The common belief is that the basement should be a damp and dark space. This is not true. Your basement space in your home should smell fresh and clean. A clean basement will give you more space in your home for other uses. However, if your basement cannot be used as an extra space, you must consider waterproofing to remove the dampness.
The Ultimate Checklist for Basement Waterproofing
You have work to do when your basement is dirty and damp. The following is a checklist of what you must not skip keeping your basement fresh at all times:
1. Inspect your basement
To know why your basement is dirty and damped, you must first conduct an inspection. For this, you should inspect a professional with the right equipment and expertise to help figure out the cause of the problem. The issue with your basement could be a result of leaks and cracks. A professional can figure this out and recommend the following action that must be taken. Immediate restoration steps should follow to prevent further damage to the structure of your home.
2. Repair cracks and leaks
After the inspection, the next step is to repair any leaks and cracks when waterproofing your basement. Water can seep into the floors and walls if there are gaps and cracks. This can cause moisture-related issues, affecting your home's structural integrity.
To repair cracks and gaps:
- Clean the area with a vacuum or wire brush to remove debris.
- Fill the crack or gap with an appropriate sealant, such as hydraulic cement or epoxy.
- For larger cracks or more severe damage, consult a professional to assess and repair the issue.
3. Install an interior drainage system
In waterproofing your basement, installing an interior drainage system is an important step that you must take. In doing this, ensure that you install a drainage channel around the perimeter of the basement. This system will stop water from pooling on the floor of the basement.
When installing an interior drainage system, dig the ground around the perimeter of the basement. Install the drainage channel and connect it to a sump pump. Finish up by covering the trench with gravel and use sealers to close the edges.
4. Install a sump pump
During basement waterproofing, sump pump installation is a step you must take. A sump pump collects any water that enters the basement through the interior drainage system and pumps it out of the basement. This helps to stop pooling and prevent water damage to your basement.
When installing a sump pump, you must first dig a pit at the lowest point in the basement. Connect the sump pump to the internal drainage system after installing it. Then install a check valve to ensure that there will be no flow back of water into the basement.
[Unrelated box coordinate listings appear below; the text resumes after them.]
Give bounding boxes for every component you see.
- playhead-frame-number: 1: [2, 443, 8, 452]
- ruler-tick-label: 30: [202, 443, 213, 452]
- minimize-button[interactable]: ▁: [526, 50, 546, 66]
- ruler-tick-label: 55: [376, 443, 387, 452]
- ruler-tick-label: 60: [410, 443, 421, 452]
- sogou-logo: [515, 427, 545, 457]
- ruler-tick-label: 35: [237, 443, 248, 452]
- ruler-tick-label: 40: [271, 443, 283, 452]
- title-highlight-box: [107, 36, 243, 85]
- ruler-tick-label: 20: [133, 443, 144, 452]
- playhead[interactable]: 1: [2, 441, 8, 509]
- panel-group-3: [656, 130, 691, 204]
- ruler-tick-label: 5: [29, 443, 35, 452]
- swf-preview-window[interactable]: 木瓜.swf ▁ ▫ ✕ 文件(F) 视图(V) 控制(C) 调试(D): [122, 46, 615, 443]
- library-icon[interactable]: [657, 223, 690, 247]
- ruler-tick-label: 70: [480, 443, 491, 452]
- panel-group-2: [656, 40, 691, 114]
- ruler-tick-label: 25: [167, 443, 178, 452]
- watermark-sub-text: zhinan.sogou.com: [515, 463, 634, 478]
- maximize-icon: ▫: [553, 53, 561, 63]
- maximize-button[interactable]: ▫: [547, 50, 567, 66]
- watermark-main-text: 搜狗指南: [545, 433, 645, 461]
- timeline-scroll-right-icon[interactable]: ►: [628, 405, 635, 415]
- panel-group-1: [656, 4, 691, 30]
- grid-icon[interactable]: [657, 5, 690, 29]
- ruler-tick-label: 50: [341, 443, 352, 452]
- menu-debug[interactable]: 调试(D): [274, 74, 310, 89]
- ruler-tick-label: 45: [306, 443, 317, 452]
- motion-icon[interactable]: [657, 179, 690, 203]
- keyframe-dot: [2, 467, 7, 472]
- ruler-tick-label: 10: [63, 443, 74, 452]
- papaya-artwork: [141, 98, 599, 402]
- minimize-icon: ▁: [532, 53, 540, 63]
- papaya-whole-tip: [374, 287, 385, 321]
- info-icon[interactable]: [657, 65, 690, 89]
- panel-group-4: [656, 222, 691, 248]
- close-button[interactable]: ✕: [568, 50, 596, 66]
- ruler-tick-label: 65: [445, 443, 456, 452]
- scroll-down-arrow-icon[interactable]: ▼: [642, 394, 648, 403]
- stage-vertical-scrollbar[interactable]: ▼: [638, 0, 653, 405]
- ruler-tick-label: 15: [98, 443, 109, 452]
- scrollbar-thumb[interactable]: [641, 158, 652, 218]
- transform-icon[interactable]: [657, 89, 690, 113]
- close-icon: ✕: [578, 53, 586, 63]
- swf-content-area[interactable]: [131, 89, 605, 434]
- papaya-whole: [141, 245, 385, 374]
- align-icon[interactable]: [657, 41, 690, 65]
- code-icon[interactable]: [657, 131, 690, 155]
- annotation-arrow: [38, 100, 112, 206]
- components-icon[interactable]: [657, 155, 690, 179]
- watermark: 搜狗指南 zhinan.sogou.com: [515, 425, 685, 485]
To ensure the proper functioning of the sump pump you install, you must maintain it regularly.
5. Apply waterproof coatings
Applying waterproof coatings to the floors and walls of your basement is another crucial step you must complete. When coatings are applied, water cannot easily penetrate the surface of the basement walls and floors. This will prevent water damage and all other moisture-related problems.
You should start applying waterproof coatings by cleaning the surface of the walls to remove debris. Then, use a roller or brush to apply a waterproof coating. Allow the coating to dry completely before applying a second coat. Ensure that you select the correct type of waterproof coating. The factors that will determine your choice should be the climate, surface type, and moisture severity.
6. Seal basement windows
Basement windows are openings in the walls of the basement. Sealing them and the vents is an important step you should not skip during basement waterproofing. These openings can cause water damage because water can seep into the basement through them.
First, remove any old caulking or sealant from the edges to seal basement windows and vents. Then, apply a new layer of caulking or sealant around the edges, ensuring to fill any gaps or cracks. If the window or vent is damaged or deteriorated, consider replacing it with a more waterproof option.
7. Grade the soil around your home
Grading the soil around your home is an essential step in basement waterproofing. Proper grading helps ensure that water flows away from your home's foundation. This helps to prevent water from entering the basement and causing moisture-related problems.
Remove any debris or vegetation from the area to grade the soil around your home. Then, use a shovel or rake to create a slope away from the foundation. When doing this, ensure the slope is at least six inches over a distance of ten feet. Maintaining this slope over time is vital by regularly checking and adjusting the grading as needed.
Basement waterproofing is necessary to protect your home from water damage. You can effectively do this by inspecting your basement, repairing any cracks or leaks, installing machines like a sump pump and internal water drainage system, and grading the soil around your house. This checklist will help you avoid moisture-related problems in your basement.